SHERMAN, TX-A Sherman furniture store hits a milestone Thursday. Knight Furniture celebrated a century since they first opened their doors.
Sherman Mayor Bill Magers presented a proclamation. Texas state representative Larry Phillips presented the Knight family with a resolution from Governor Rick Perry, the Texas House of Representatives and Senator Craig Estes all in recognition of the store's history and community service.
KXII's own Tom Miller and Maureen Kane were honored to speak at the event.
The original owner's daughter was also there and she shared some of the store's and the city's history with our own Victoria Maranan.
"I always knew this store as this size for the last. I worked here and it was this size during the war, World War II, so it was big then."
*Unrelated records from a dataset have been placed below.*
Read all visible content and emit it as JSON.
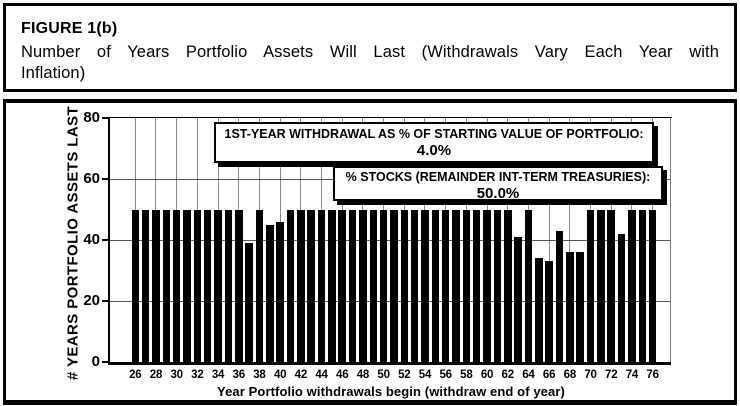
{
  "figure": {
    "label": "FIGURE 1(b)",
    "subtitle_lines": [
      "Number of Years Portfolio Assets Will Last (Withdrawals Vary Each Year with",
      "Inflation)"
    ]
  },
  "chart_data": {
    "type": "bar",
    "title": "Number of Years Portfolio Assets Will Last (Withdrawals Vary Each Year with Inflation)",
    "xlabel": "Year Portfolio withdrawals begin (withdraw end of year)",
    "ylabel": "# YEARS PORTFOLIO ASSETS LAST",
    "ylim": [
      0,
      80
    ],
    "yticks": [
      0,
      20,
      40,
      60,
      80
    ],
    "xtick_labels": [
      "26",
      "28",
      "30",
      "32",
      "34",
      "36",
      "38",
      "40",
      "42",
      "44",
      "46",
      "48",
      "50",
      "52",
      "54",
      "56",
      "58",
      "60",
      "62",
      "64",
      "66",
      "68",
      "70",
      "72",
      "74",
      "76"
    ],
    "x": [
      26,
      27,
      28,
      29,
      30,
      31,
      32,
      33,
      34,
      35,
      36,
      37,
      38,
      39,
      40,
      41,
      42,
      43,
      44,
      45,
      46,
      47,
      48,
      49,
      50,
      51,
      52,
      53,
      54,
      55,
      56,
      57,
      58,
      59,
      60,
      61,
      62,
      63,
      64,
      65,
      66,
      67,
      68,
      69,
      70,
      71,
      72,
      73,
      74,
      75,
      76
    ],
    "values": [
      50,
      50,
      50,
      50,
      50,
      50,
      50,
      50,
      50,
      50,
      50,
      39,
      50,
      45,
      46,
      50,
      50,
      50,
      50,
      50,
      50,
      50,
      50,
      50,
      50,
      50,
      50,
      50,
      50,
      50,
      50,
      50,
      50,
      50,
      50,
      50,
      50,
      41,
      50,
      34,
      33,
      43,
      36,
      36,
      50,
      50,
      50,
      42,
      50,
      50,
      50
    ],
    "grid": true,
    "legend_position": "none",
    "bar_color": "#000000",
    "background_color": "#ffffff",
    "annotations": [
      {
        "lines": [
          "1ST-YEAR WITHDRAWAL AS % OF STARTING VALUE OF PORTFOLIO:",
          "4.0%"
        ]
      },
      {
        "lines": [
          "% STOCKS (REMAINDER INT-TERM TREASURIES):",
          "50.0%"
        ]
      }
    ]
  }
}
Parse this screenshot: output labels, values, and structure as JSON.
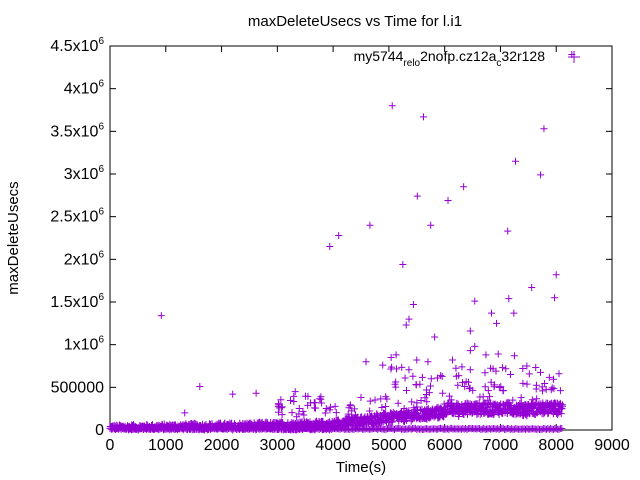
{
  "chart_data": {
    "type": "scatter",
    "title": "maxDeleteUsecs vs Time for l.i1",
    "xlabel": "Time(s)",
    "ylabel": "maxDeleteUsecs",
    "xlim": [
      0,
      9000
    ],
    "ylim": [
      0,
      4500000
    ],
    "grid": false,
    "legend_position": "top-right",
    "x_ticks": [
      0,
      1000,
      2000,
      3000,
      4000,
      5000,
      6000,
      7000,
      8000,
      9000
    ],
    "x_tick_labels": [
      "0",
      "1000",
      "2000",
      "3000",
      "4000",
      "5000",
      "6000",
      "7000",
      "8000",
      "9000"
    ],
    "y_ticks": [
      0,
      500000,
      1000000,
      1500000,
      2000000,
      2500000,
      3000000,
      3500000,
      4000000,
      4500000
    ],
    "y_tick_labels": [
      {
        "base": "0",
        "exp": ""
      },
      {
        "base": "500000",
        "exp": ""
      },
      {
        "base": "1x10",
        "exp": "6"
      },
      {
        "base": "1.5x10",
        "exp": "6"
      },
      {
        "base": "2x10",
        "exp": "6"
      },
      {
        "base": "2.5x10",
        "exp": "6"
      },
      {
        "base": "3x10",
        "exp": "6"
      },
      {
        "base": "3.5x10",
        "exp": "6"
      },
      {
        "base": "4x10",
        "exp": "6"
      },
      {
        "base": "4.5x10",
        "exp": "6"
      }
    ],
    "series": [
      {
        "name": "my5744_rel_o2nofp.cz12a_c32r128",
        "name_parts": [
          {
            "text": "my5744",
            "style": "normal"
          },
          {
            "text": "rel",
            "style": "sub"
          },
          {
            "text": "o",
            "style": "sub"
          },
          {
            "text": "2nofp.cz12a",
            "style": "normal"
          },
          {
            "text": "c",
            "style": "sub"
          },
          {
            "text": "32r128",
            "style": "normal"
          }
        ],
        "color": "#9400d3",
        "marker": "+",
        "outliers": [
          [
            8280,
            4400000
          ],
          [
            5060,
            3800000
          ],
          [
            5620,
            3670000
          ],
          [
            7780,
            3530000
          ],
          [
            7270,
            3150000
          ],
          [
            7720,
            2990000
          ],
          [
            6340,
            2850000
          ],
          [
            5510,
            2740000
          ],
          [
            6060,
            2690000
          ],
          [
            4660,
            2400000
          ],
          [
            5750,
            2400000
          ],
          [
            7130,
            2330000
          ],
          [
            4100,
            2280000
          ],
          [
            3940,
            2150000
          ],
          [
            8000,
            1820000
          ],
          [
            5250,
            1940000
          ],
          [
            7560,
            1670000
          ],
          [
            7970,
            1550000
          ],
          [
            7150,
            1540000
          ],
          [
            6540,
            1510000
          ],
          [
            5440,
            1470000
          ],
          [
            920,
            1340000
          ],
          [
            5360,
            1300000
          ],
          [
            6840,
            1370000
          ],
          [
            7240,
            1370000
          ],
          [
            5310,
            1230000
          ],
          [
            6930,
            1250000
          ],
          [
            6460,
            1160000
          ],
          [
            5820,
            1090000
          ],
          [
            6540,
            980000
          ],
          [
            6460,
            930000
          ],
          [
            5130,
            880000
          ],
          [
            5040,
            850000
          ],
          [
            6740,
            880000
          ],
          [
            6960,
            890000
          ],
          [
            7250,
            870000
          ],
          [
            4590,
            800000
          ],
          [
            5500,
            820000
          ],
          [
            5700,
            800000
          ],
          [
            6140,
            820000
          ],
          [
            4890,
            760000
          ],
          [
            6310,
            740000
          ],
          [
            7400,
            720000
          ],
          [
            6920,
            690000
          ],
          [
            7180,
            650000
          ],
          [
            6210,
            630000
          ],
          [
            5870,
            610000
          ],
          [
            5760,
            600000
          ],
          [
            5290,
            610000
          ],
          [
            1610,
            510000
          ],
          [
            2200,
            420000
          ],
          [
            2620,
            430000
          ],
          [
            1340,
            200000
          ],
          [
            3320,
            450000
          ],
          [
            3780,
            360000
          ]
        ],
        "bulk_note": "Dense band of low values: ~0-100000 from 0 to 4000 s, rising to ~100000-320000 between 4000 and 8100 s"
      }
    ]
  }
}
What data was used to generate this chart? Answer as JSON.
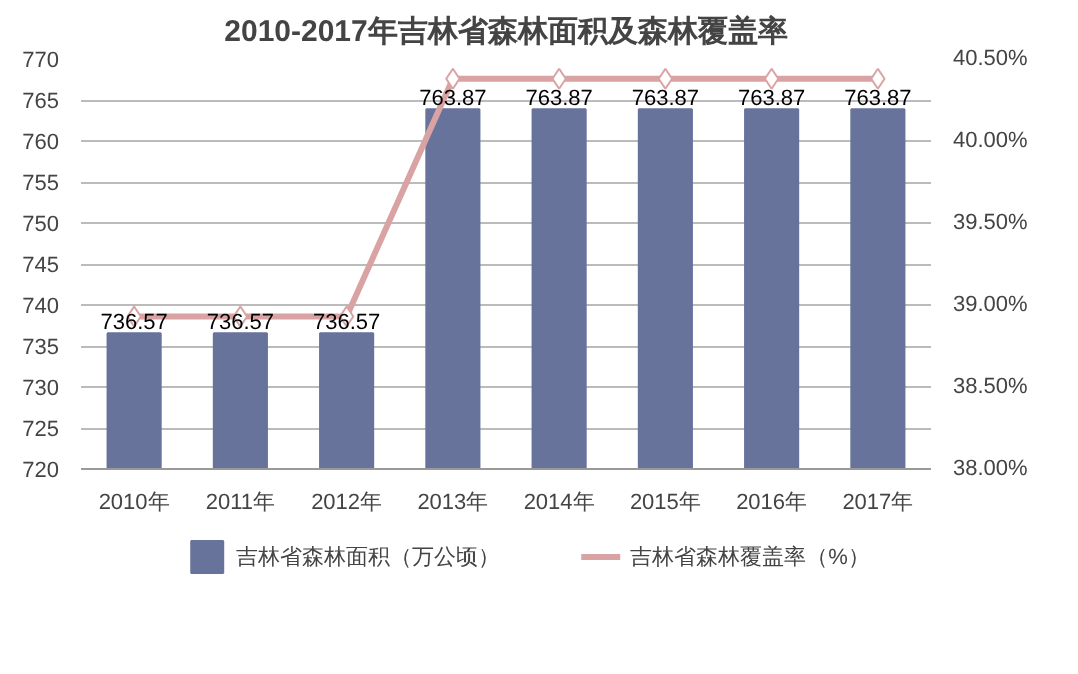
{
  "chart_data": {
    "type": "bar",
    "title": "2010-2017年吉林省森林面积及森林覆盖率",
    "categories": [
      "2010年",
      "2011年",
      "2012年",
      "2013年",
      "2014年",
      "2015年",
      "2016年",
      "2017年"
    ],
    "series": [
      {
        "name": "吉林省森林面积（万公顷）",
        "color": "#67739b",
        "values": [
          736.57,
          736.57,
          736.57,
          763.87,
          763.87,
          763.87,
          763.87,
          763.87
        ],
        "value_labels": [
          "736.57",
          "736.57",
          "736.57",
          "763.87",
          "763.87",
          "763.87",
          "763.87",
          "763.87"
        ]
      },
      {
        "name": "吉林省森林覆盖率（%）",
        "type": "line",
        "axis": "y2",
        "color": "#d9a3a3",
        "marker": "diamond",
        "values": [
          38.93,
          38.93,
          38.93,
          40.38,
          40.38,
          40.38,
          40.38,
          40.38
        ]
      }
    ],
    "ylim": [
      720,
      770
    ],
    "yticks": [
      720,
      725,
      730,
      735,
      740,
      745,
      750,
      755,
      760,
      765,
      770
    ],
    "y2lim": [
      38,
      40.5
    ],
    "y2ticks": [
      {
        "value": 38,
        "label": "38.00%"
      },
      {
        "value": 38.5,
        "label": "38.50%"
      },
      {
        "value": 39,
        "label": "39.00%"
      },
      {
        "value": 39.5,
        "label": "39.50%"
      },
      {
        "value": 40,
        "label": "40.00%"
      },
      {
        "value": 40.5,
        "label": "40.50%"
      }
    ],
    "grid": "y",
    "legend": "bottom"
  }
}
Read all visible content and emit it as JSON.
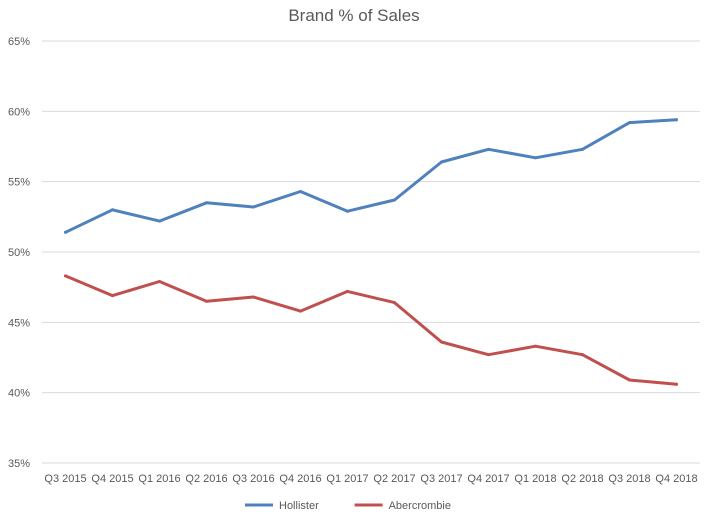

Nadyne Hughes said the the world may have changed a lot over the past 100 years, but her father's business has not.
J.B. Knight, started Knight Furniture back in 1912 and she worked there after she graduated from college.
Hughes said they worked long hours back then, until 10:00 at night on Saturdays.
"I worked in the floor and was a saleslady and worked at the stock," she said.
Hughes watched the business grow, even through the Great Depression and the recent recession.
She was there Thursday as Knight Furniture celebrated a century in business.
"Oh it's quite an honor. It's exciting for us and our staff, the Sherman community's just been good to us."
Knight Furniture president, David Gunn said their business show no signs of slowing down even after 100 years and said they owe that to Texoma.
"Our goals are the same as it has always been, to continue to grow, to continue to serve the local community," he said.
"I think it's a testament to hardwork and knowing the local community. So it's important that we as a community buy local, shop local and eat at local restaurants."
State Representative Larry Phillips said he's seen the impact shopping at home can have on cities.
"Spend dollars here because all those tax dollars will help everyone in Grayson County," he said.
Both Gunn and Hughes said they have a piece of advice to current and future business owners.
"You know I don't know if there really is a secret other than hard work, being willing to put in the commitment. If there is a secret, it truly is in embracing our community," said Gunn.
"Hang in, the fourth generation can still make it and that's what's happening here. We've come through the first, second and third generation, we made it to the fourth and we're still doing well," said Hughes.